Combined with periodic La Nina cooling in the eastern Pacific, this strengthens a circulation pattern in which warm, moist air rises and rains over Indonesia, then descends over Somalia to create a dry high-pressure system. There's a 70 percent chance this fall's rainy season will fail as well.

But while climate change sets the stage for catastrophe, “humanitarian disasters are made by humans,” Funk said.

“It's hard to get people to pay attention to sequential droughts,” he said. “There's a lot of inaction related to what's going on.”

While the US has donated more than $700 million, the UN's drought response plan to provide emergency food, water, medicine and cash transfers in Somalia is still hundreds of millions of dollars short. That forces international agencies to “take food from the hungry to feed the starving,” as World Food Program director David Beasley put it.

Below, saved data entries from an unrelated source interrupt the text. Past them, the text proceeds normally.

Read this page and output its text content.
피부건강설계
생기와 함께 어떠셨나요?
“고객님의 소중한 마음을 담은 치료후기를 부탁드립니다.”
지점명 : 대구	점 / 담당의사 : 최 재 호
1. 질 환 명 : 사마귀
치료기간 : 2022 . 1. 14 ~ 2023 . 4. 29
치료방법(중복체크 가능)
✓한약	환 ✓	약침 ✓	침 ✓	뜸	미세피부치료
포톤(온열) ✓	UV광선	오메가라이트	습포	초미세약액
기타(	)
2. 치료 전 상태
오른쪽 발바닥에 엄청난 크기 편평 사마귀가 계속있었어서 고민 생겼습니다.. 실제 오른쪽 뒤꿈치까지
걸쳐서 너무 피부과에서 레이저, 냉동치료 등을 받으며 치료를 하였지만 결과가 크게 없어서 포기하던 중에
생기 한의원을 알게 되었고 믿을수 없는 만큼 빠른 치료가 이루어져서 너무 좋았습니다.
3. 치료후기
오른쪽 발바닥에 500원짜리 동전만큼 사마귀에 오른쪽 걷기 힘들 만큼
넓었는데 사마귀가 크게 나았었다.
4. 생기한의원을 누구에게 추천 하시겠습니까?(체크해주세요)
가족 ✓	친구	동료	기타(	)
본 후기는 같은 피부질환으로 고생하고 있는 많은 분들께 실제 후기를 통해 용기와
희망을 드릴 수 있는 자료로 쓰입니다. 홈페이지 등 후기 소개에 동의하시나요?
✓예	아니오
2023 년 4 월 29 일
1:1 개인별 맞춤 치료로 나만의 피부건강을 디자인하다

Preoccupied with the bloody war in Ukraine, major European donor countries like Germany have given only a fraction of the aid to Somalia that they gave last year, although the German foreign office said “further funding is being processed.” Italy, Somalia's former colonial ruler, has only donated about $500,000 to the response plan, according to the UN's financial tracking service, with €3 million approved for other emergency NGO work.

Abdirashid Omar Jambukila, project manager at Gedo Women Development Organisation in Dolow, has watched UN funding for his NGO dwindle. He compared Europe to an intensive care doctor who abandons an older patient, Somalia, to focus on a new patient, Ukraine.

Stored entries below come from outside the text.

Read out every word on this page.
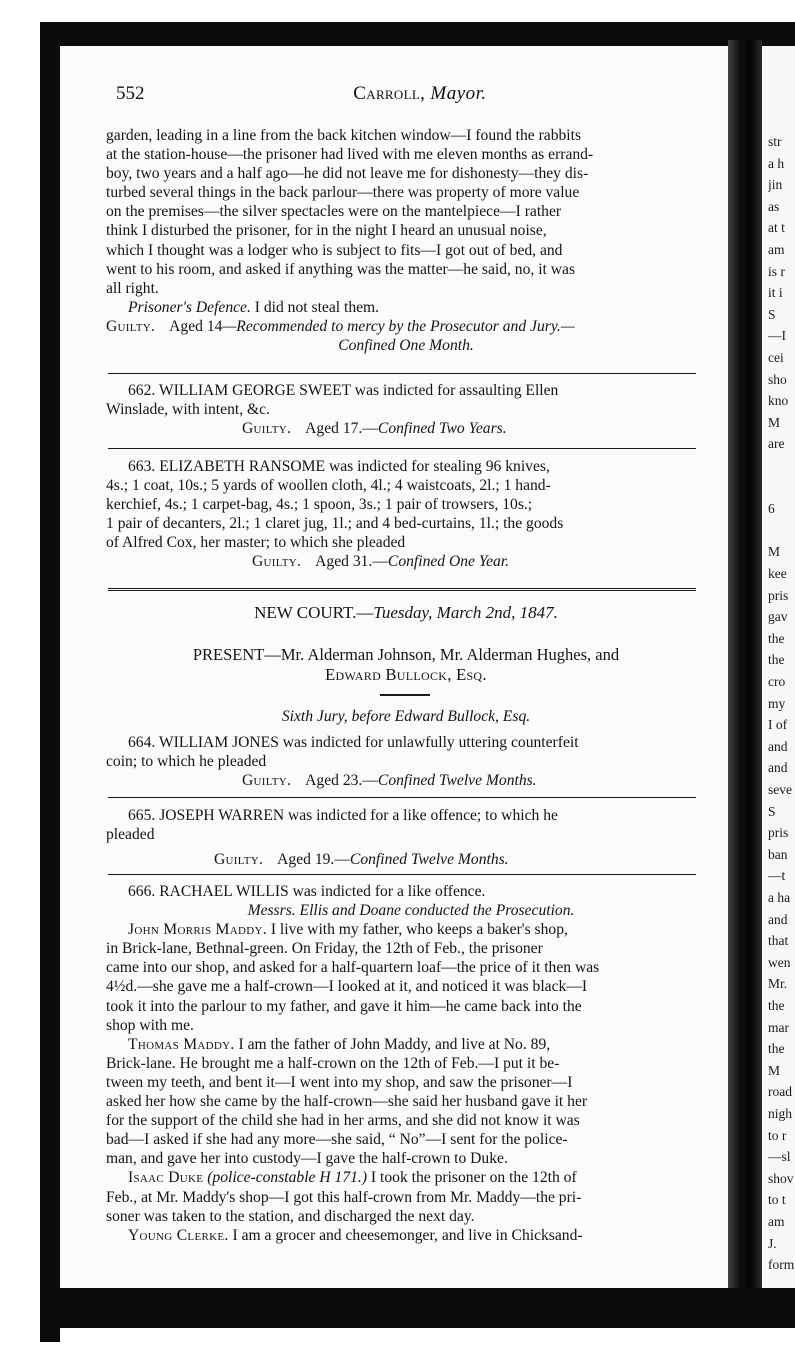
552	Carroll, Mayor.
garden, leading in a line from the back kitchen window—I found the rabbits
at the station-house—the prisoner had lived with me eleven months as errand-
boy, two years and a half ago—he did not leave me for dishonesty—they dis-
turbed several things in the back parlour—there was property of more value
on the premises—the silver spectacles were on the mantelpiece—I rather
think I disturbed the prisoner, for in the night I heard an unusual noise,
which I thought was a lodger who is subject to fits—I got out of bed, and
went to his room, and asked if anything was the matter—he said, no, it was
all right.
Prisoner's Defence. I did not steal them.
Guilty. Aged 14—Recommended to mercy by the Prosecutor and Jury.—
Confined One Month.
662. WILLIAM GEORGE SWEET was indicted for assaulting Ellen
Winslade, with intent, &c.
Guilty. Aged 17.—Confined Two Years.
663. ELIZABETH RANSOME was indicted for stealing 96 knives,
4s.; 1 coat, 10s.; 5 yards of woollen cloth, 4l.; 4 waistcoats, 2l.; 1 hand-
kerchief, 4s.; 1 carpet-bag, 4s.; 1 spoon, 3s.; 1 pair of trowsers, 10s.;
1 pair of decanters, 2l.; 1 claret jug, 1l.; and 4 bed-curtains, 1l.; the goods
of Alfred Cox, her master; to which she pleaded
Guilty. Aged 31.—Confined One Year.
NEW COURT.—Tuesday, March 2nd, 1847.
PRESENT—Mr. Alderman Johnson, Mr. Alderman Hughes, and
Edward Bullock, Esq.
Sixth Jury, before Edward Bullock, Esq.
664. WILLIAM JONES was indicted for unlawfully uttering counterfeit
coin; to which he pleaded
Guilty. Aged 23.—Confined Twelve Months.
665. JOSEPH WARREN was indicted for a like offence; to which he
pleaded
Guilty. Aged 19.—Confined Twelve Months.
666. RACHAEL WILLIS was indicted for a like offence.
Messrs. Ellis and Doane conducted the Prosecution.
John Morris Maddy. I live with my father, who keeps a baker's shop,
in Brick-lane, Bethnal-green. On Friday, the 12th of Feb., the prisoner
came into our shop, and asked for a half-quartern loaf—the price of it then was
4½d.—she gave me a half-crown—I looked at it, and noticed it was black—I
took it into the parlour to my father, and gave it him—he came back into the
shop with me.
Thomas Maddy. I am the father of John Maddy, and live at No. 89,
Brick-lane. He brought me a half-crown on the 12th of Feb.—I put it be-
tween my teeth, and bent it—I went into my shop, and saw the prisoner—I
asked her how she came by the half-crown—she said her husband gave it her
for the support of the child she had in her arms, and she did not know it was
bad—I asked if she had any more—she said, “ No”—I sent for the police-
man, and gave her into custody—I gave the half-crown to Duke.
Isaac Duke (police-constable H 171.) I took the prisoner on the 12th of
Feb., at Mr. Maddy's shop—I got this half-crown from Mr. Maddy—the pri-
soner was taken to the station, and discharged the next day.
Young Clerke. I am a grocer and cheesemonger, and live in Chicksand-
str
a h
jin
as
at t
am
is r
it i
S
—I
cei
sho
kno
M
are
6
M
kee
pris
gav
the
the
cro
my
I of
and
and
seve
S
pris
ban
—t
a ha
and
that
wen
Mr.
the
mar
the
M
road
nigh
to r
—sl
shov
to t
am
J.
form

“You have to continue supporting this one and find another support for the new patient,” he said.

Aid funding for climate disasters isn't charity.

Since the industrial revolution, North America and Europe have emitted an estimated 20 times more carbon dioxide than Africa, which is now heating up faster than the global average and suffering increasing droughts, floods, cyclones, wildfires and locust infestations. The most vulnerable continent, it's at the bottom of what David Wallace-Wells has called the "climate caste system." At least 700 people have died this year in unprecedented storms and flooding in Madagascar, Malawi, Mozambique, South Africa and Uganda.

High-income countries admitted they should be doing more to help low-income countries adapt to climate change way back in 2010, when they promised to give $100 billion a year to the newly created Green Climate Fund by 2020. They still haven't hit that target.

Somalia’s adaptation plan under the Paris climate accords requires $5.5 billion annually – almost five times more than all the humanitarian funding it’s been given this year.

African countries will demand more climate adaptation funding – and less red tape to obtain it – at the COP27 conference in Cairo, according to Abdirahman Abdishakur Warsame, Somalia's special envoy for drought response. Some in the global south want to go further and discuss compensation for climate change “loss and damage” at COP27, but wealthier nations have resisted making that a focus.

The US and Europe are being urged to invest more in long-term fixes. Expanding cash transfers via mobile phones could allow more people to remain on their farms rather than flee to aid camps. Drought-resistant crops, wells, dams and irrigation and vocational training could help prevent repeat disasters. And debt relief from international agencies and hedge funds could free up tens of billions for climate spending in Africa.

Otherwise, most of Somalia will become uninhabitable, Abdelmoula said, with average temperatures predicted to rise 3 to 4 degrees Celsius (5.4 to 7.2 degrees Fahrenheit) by 2080.

“This is Einstein's definition of insanity,” he said. “We have been dumping resources in Somalia and other similar situations for decades, and we've been expecting different results… These countries need to be helped to do proper climate adaptation.”

When VICE News returned to the Dolow aid camp the next day, Bilaay had managed to cobble together a tent of rags and branches for herself and her granddaughters. They still hadn't been given any food aid, though.

“There is no one standing over me yelling or pointing a gun at me,” she said. “But I am hungry. And the children are crying for lack of food to eat.”